For my first autumn-winter 2016 collection, I went through workshops in Portugal but I brought everything back to France and more precisely to Paris from the second. I wanted to promote the incredible French craftmanship while keeping an eye on my production and a reasonable carbon footprint. I do everything myself, so I also needed a convenient location that didn’t hold me back from all the other hats imposed by entrepreneurship.
What do you think about the pace of the fashion world?
At first I tried to fit in with this seasonality but I quickly realised that my independence would suffer. I took back control of my collections, which I distilled each week according to colour, material and atmosphere themes.
For summer 2021, can you tell us what you have in store for us?
The materials are colourful and sunny. After months of being cooped up, I was more than ever in the mood for nature and the outdoors. The Covid also inspired me to be more comfortable and practical. Pegged trousers have elasticated waists, dresses are made into dressing gowns with silk inserts and oversized shirts are airy with draped textures.
What are your main inspirations?
At school or at Studio Berçot I never looked at magazines.

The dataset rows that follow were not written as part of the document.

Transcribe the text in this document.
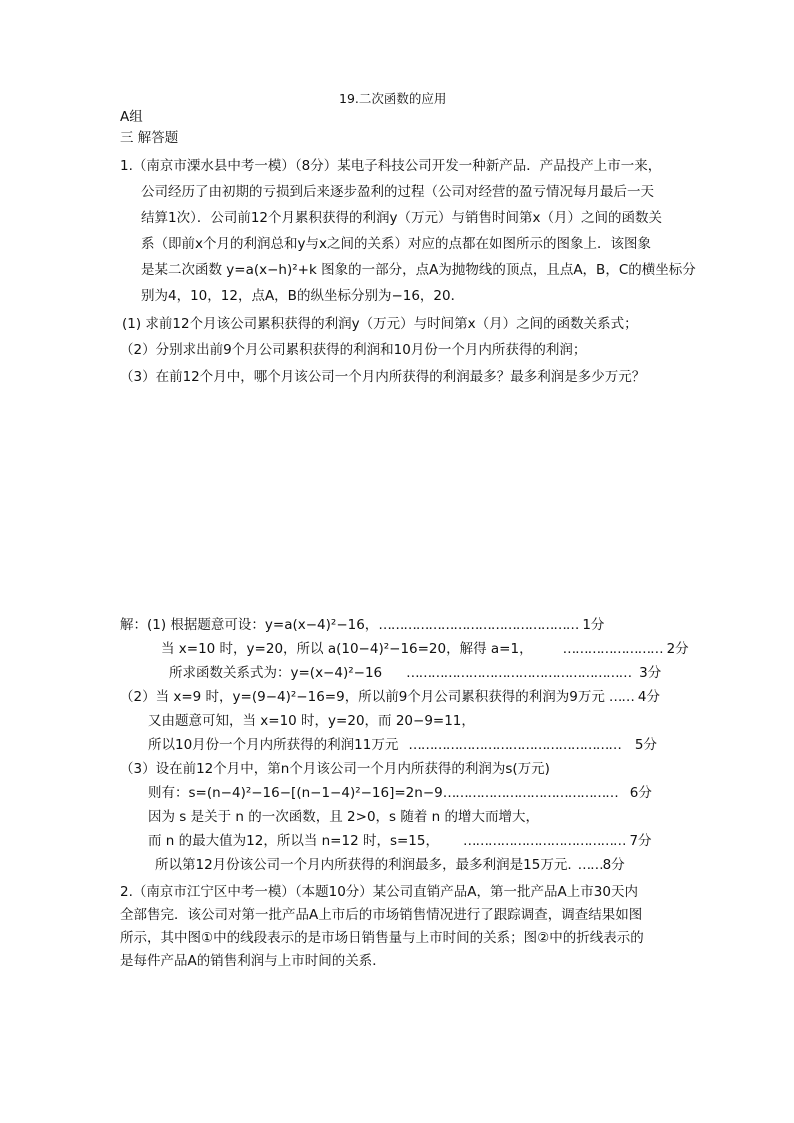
19.二次函数的应用
A组
三 解答题
1.（南京市溧水县中考一模）（8分）某电子科技公司开发一种新产品．产品投产上市一来，
公司经历了由初期的亏损到后来逐步盈利的过程（公司对经营的盈亏情况每月最后一天
结算1次）．公司前12个月累积获得的利润y（万元）与销售时间第x（月）之间的函数关
系（即前x个月的利润总和y与x之间的关系）对应的点都在如图所示的图象上．该图象
是某二次函数 y=a(x−h)²+k 图象的一部分，点A为抛物线的顶点，且点A，B，C的横坐标分
别为4，10，12，点A，B的纵坐标分别为−16，20．
(1) 求前12个月该公司累积获得的利润y（万元）与时间第x（月）之间的函数关系式；
（2）分别求出前9个月公司累积获得的利润和10月份一个月内所获得的利润；
（3）在前12个月中，哪个月该公司一个月内所获得的利润最多？最多利润是多少万元？
解：(1) 根据题意可设：y=a(x−4)²−16，………………………………………… 1分
当 x=10 时，y=20，所以 a(10−4)²−16=20，解得 a=1， …………………… 2分
所求函数关系式为：y=(x−4)²−16 ……………………………………………… 3分
（2）当 x=9 时，y=(9−4)²−16=9，所以前9个月公司累积获得的利润为9万元 …… 4分
又由题意可知，当 x=10 时，y=20，而 20−9=11，
所以10月份一个月内所获得的利润11万元 …………………………………………… 5分
（3）设在前12个月中，第n个月该公司一个月内所获得的利润为s(万元)
则有：s=(n−4)²−16−[(n−1−4)²−16]=2n−9…………………………………… 6分
因为 s 是关于 n 的一次函数，且 2>0，s 随着 n 的增大而增大，
而 n 的最大值为12，所以当 n=12 时，s=15， ………………………………… 7分
所以第12月份该公司一个月内所获得的利润最多，最多利润是15万元. ……8分
2.（南京市江宁区中考一模）（本题10分）某公司直销产品A，第一批产品A上市30天内
全部售完．该公司对第一批产品A上市后的市场销售情况进行了跟踪调查，调查结果如图
所示，其中图①中的线段表示的是市场日销售量与上市时间的关系；图②中的折线表示的
是每件产品A的销售利润与上市时间的关系．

My eye was instinctively enriched by the shows of Dries Van Noten and his multicoloured prints, Yves Saint Laurent and his contemporary suits and of course Yoji Yamamoto and Martin Margiela for their work on the destructuring of basics. I also keep in mind the story of Gabrielle Chanel, a strong and dynamic woman who allowed women to wear trousers and to emancipate themselves from a clichéd fashion.
What are your desires for 2021?
To diversify my offer even more. I was lucky enough to collaborate with Monoprix a few weeks ago where I was able to express my creativity through a hybrid collection for women, children and the home. I have always had a particular sensitivity for design and I loved being able to express it through my own objects. More than a brand, I want to continue creating a DA/DA universe. As far as clothing is concerned, I am currently concentrating on knitwear, T-shirts and sweatshirts, but I would very quickly like to move on to accessories, particularly scarves.